4. El Rosario y la vida

El Rosario y la vida tienen una conexión estrechísima. Lo había dicho ya el Papa en 1978: “nuestro corazón puede incluir en estas decenas del Rosario todos los hechos que entraman la vida del individuo, la familia, la nación, la Iglesia y la humanidad. Experiencias personales o del prójimo, sobre todo de las personas más cercanas o que llevamos más en el corazón. De este modo la sencilla plegaria del Rosario sintoniza con el ritmo de la vida humana” (cit. en 2). Se coordina y armoniza, en primer lugar, con la Liturgia (43): no sólo no se opone a ella, “sino que le da soporte, ayudando a vivirla con plena participación interior”, recogiendo sus frutos en la vida diaria (4) y permitiendo la asimilación profunda de la acción salvífica actualizada en ella (13). Su rezo distribuido semanalmente “colora” los días y muestra cierta analogía con las fases del año litúrgico (38); además, puede coordinarse con las celebraciones litúrgicas de la Iglesia (Ibíd.). Es, en fin, un camino complementario de la Liturgia de las Horas (41).

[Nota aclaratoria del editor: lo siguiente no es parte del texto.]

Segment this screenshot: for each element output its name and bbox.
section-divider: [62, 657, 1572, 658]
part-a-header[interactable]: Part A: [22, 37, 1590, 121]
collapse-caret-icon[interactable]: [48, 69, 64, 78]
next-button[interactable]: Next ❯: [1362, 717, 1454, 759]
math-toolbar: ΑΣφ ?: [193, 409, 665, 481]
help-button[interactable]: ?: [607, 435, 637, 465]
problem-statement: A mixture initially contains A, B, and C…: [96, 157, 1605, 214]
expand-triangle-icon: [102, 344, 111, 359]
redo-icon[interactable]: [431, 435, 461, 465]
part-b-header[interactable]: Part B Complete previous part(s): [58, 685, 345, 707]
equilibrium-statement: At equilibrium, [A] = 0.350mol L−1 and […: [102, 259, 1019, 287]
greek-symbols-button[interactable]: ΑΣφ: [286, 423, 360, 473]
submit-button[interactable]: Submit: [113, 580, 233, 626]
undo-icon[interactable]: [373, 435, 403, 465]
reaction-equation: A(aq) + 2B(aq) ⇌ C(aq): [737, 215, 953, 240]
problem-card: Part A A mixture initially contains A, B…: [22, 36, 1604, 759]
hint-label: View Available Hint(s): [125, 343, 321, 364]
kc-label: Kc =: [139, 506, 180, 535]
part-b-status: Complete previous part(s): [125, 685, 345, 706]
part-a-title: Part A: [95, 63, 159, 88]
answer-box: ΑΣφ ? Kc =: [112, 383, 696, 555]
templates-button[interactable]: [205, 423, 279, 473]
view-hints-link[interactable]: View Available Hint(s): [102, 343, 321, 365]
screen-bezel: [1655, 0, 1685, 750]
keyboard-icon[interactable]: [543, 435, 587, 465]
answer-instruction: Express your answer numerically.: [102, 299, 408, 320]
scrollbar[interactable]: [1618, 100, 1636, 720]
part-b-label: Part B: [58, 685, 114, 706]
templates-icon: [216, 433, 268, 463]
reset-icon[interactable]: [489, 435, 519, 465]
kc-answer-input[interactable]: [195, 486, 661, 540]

Por otra parte, no sustituye a la lectio divina, antes la supone y promueve (29).

El Rosario dice una relación singular a dos realidades sumamente importantes de la vida humana: la paz y la familia. La contemplación del Príncipe de la paz, la caridad que el propio rezo del Rosario promueve y el compromiso concreto de servir a la paz que la recitación induce (6, 39) son notas típicas de esta oración. Asimismo, ante la crisis de efectos desoladores que sufre la familia (6), ante la creciente dificultad para comunicarse que se da en ella, y frente las imágenes del televisor que ciertamente no ayudan a superarla, se propone el rezo del Rosario en familia y por las familias. No que sea ésta la solución de todos los problemas (42); pero introduce en la vida cotidiana imágenes muy distintas de las que ofrece el televisor: “las del misterio que salva: la imagen del Redentor, la imagen de su Madre Santísima” (41) y es una ayuda espiritual para superar la distancia cultural de las distintas generaciones y para sensibilizar los hijos a favor de una cultura de la vida (42).

El papa nos dirige a todos un llamamiento para que seamos promotores de este tesoro que hay que recuperar y mostremos sus riquezas. De nosotros depende que no sea en balde (43) su invitación.